Data Science with R: A Step By Step Guide With Visual Illustrations & Examples by Andrew Oleksy - PDF free download eBook

3.6 from 137 reviews

A Step By Step Guide with Visual Illustrations and Examples The Data Science field is expected to continue growing rapidly over...

Looking for data science with step step pdf to download for free?

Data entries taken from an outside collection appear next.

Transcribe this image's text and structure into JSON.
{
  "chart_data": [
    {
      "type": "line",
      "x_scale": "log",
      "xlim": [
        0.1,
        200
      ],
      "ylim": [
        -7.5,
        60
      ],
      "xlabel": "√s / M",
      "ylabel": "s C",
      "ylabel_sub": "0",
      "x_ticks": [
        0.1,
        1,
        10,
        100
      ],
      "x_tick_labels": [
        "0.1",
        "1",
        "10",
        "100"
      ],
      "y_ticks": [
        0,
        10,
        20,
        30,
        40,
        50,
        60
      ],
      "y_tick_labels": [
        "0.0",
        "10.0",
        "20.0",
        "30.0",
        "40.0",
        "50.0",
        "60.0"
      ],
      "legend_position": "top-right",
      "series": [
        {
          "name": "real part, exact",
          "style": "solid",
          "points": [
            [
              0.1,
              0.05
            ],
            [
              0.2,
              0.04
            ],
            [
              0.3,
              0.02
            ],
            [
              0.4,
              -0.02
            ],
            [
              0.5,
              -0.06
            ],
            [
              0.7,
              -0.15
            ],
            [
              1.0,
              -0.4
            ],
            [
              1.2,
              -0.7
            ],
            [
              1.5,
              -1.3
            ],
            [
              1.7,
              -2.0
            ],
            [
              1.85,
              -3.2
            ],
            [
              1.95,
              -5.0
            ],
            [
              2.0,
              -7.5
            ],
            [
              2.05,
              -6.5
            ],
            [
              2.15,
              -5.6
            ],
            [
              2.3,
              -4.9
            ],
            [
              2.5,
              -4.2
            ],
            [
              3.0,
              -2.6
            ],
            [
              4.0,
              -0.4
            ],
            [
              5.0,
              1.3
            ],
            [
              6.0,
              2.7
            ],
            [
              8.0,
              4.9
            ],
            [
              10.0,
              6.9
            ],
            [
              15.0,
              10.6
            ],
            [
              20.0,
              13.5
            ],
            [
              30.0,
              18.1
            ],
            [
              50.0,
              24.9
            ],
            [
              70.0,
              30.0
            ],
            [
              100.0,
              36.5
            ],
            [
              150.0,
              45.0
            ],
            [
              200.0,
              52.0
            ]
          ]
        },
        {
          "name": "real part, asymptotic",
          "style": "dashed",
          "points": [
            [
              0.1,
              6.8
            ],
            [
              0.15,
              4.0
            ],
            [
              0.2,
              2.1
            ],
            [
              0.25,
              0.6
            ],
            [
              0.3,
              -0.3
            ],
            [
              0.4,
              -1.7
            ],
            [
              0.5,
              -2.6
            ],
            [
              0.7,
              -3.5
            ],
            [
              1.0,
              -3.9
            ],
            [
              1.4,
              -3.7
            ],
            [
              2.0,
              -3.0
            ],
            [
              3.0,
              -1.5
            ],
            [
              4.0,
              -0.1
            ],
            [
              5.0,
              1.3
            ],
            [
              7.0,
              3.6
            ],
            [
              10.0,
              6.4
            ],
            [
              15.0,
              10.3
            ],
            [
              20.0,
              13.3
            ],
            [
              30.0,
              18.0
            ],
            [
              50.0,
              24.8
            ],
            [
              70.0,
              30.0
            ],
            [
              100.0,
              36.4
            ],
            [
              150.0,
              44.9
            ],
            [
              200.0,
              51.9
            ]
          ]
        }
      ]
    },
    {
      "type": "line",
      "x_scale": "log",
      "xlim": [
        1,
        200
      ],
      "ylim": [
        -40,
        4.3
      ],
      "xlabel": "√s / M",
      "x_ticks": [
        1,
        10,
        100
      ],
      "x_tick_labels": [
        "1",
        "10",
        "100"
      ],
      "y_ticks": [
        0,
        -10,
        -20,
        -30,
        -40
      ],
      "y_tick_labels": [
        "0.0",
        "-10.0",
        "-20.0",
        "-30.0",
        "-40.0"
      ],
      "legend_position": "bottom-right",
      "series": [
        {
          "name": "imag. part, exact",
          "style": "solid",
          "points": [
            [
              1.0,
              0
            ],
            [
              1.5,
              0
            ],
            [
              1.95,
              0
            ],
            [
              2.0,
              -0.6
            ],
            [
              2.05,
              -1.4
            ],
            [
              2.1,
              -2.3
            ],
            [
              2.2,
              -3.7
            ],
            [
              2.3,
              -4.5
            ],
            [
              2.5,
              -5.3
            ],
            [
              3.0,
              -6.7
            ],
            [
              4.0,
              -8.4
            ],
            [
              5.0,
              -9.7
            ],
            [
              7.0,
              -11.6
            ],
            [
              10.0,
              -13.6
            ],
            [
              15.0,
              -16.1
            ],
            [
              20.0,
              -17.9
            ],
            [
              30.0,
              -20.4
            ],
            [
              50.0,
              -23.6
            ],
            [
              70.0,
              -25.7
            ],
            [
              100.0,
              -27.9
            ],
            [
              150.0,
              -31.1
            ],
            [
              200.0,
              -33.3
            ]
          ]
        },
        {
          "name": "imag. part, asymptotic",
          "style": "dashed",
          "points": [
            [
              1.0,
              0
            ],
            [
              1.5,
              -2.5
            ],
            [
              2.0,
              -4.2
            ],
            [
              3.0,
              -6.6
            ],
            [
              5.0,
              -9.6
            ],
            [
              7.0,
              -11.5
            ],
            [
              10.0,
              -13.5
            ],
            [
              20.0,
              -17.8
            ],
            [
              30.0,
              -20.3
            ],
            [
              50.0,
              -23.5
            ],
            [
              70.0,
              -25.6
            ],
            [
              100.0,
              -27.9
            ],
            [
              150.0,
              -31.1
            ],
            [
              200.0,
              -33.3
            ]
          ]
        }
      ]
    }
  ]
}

Use our file search system, download the e-book for computer, smartphone or online reading.

Search & Download

Details of Data Science with R: A Step By Step Guide With Visual Illustrations & Examples

Exact title of the book
Data Science with R: A Step By Step Guide With Visual Illustrations & Examples
Book author
Andrew Oleksy
Book edition
Kindle Edition
Number of pages
276 pages
ISBN (ASIN)
B07KNBFGFZ
Published
November 16th 2018
File size (in PDF)
1104 kB
Data Science with R: A Step By Step Guide With Visual Illustrations & Examples

Some brief overview of book

A Step By Step Guide with Visual Illustrations and Examples The Data Science field is expected to continue growing rapidly over the next several years and Data Scientist is consistently rated as a top career.Data Science with R gives you the necessery theoretical background to start your Data Science journey and shows you how to apply the R programming language through practical examples in order to extract valuable knowledge from data. Professor Andrew Oleksy guides you through all important concepts of data science including the R programming language, Data Mining, Clustering, Classification and Prediction, Hadoop framework and more. Table of Contents Introduction to Data Mining Data Science Knowledge Discovery in Databases (KDD) Model Types Examples and Counterexamples Classification of Data Mining methods Applications Challenges The R Programming Language Basic Concepts, Definitions and Notations Tool Installation Introduction to R Data Types Basic Tasks Control Structures Functions Scoping Rules Iterated Functions Help from the console and Package Installation Types, Quality and Data Preprocessing Categories and Types of Variables Preprocessing processes dplyr and tidyr packages Summary Statistics and Visualization Measures of Position Measures of Dispersion Visualization of Qualitative Data Visualization of Quantitative Data Classification and Prediction Classification Prediction Overfitting and Regularization Clustering Unsupervised Learning Concept of Cluster K-means algorithm Hierarchical Clustering Algorithms DBSCAN Algorithm Mining of Frequent Itemsets and Association Rules Introduction Theoretical Background Apriori Algorithm Frequent Itemsets Types Positive and Negative Border of Frequent Itemsets Association Rules Mining Alternative Methods for Large Itemsets generation FP-Growth Algorithm Arules Package Computational Methods for Big Data Analysis (Hadoop and MapReduce) Introduction Advantages of Hadoop's Distributed File System Hadoop Users Hadoop Architecture The Hadoop Cluster Architecture Hadoop Java API List Loops & Generic Classes and Methods.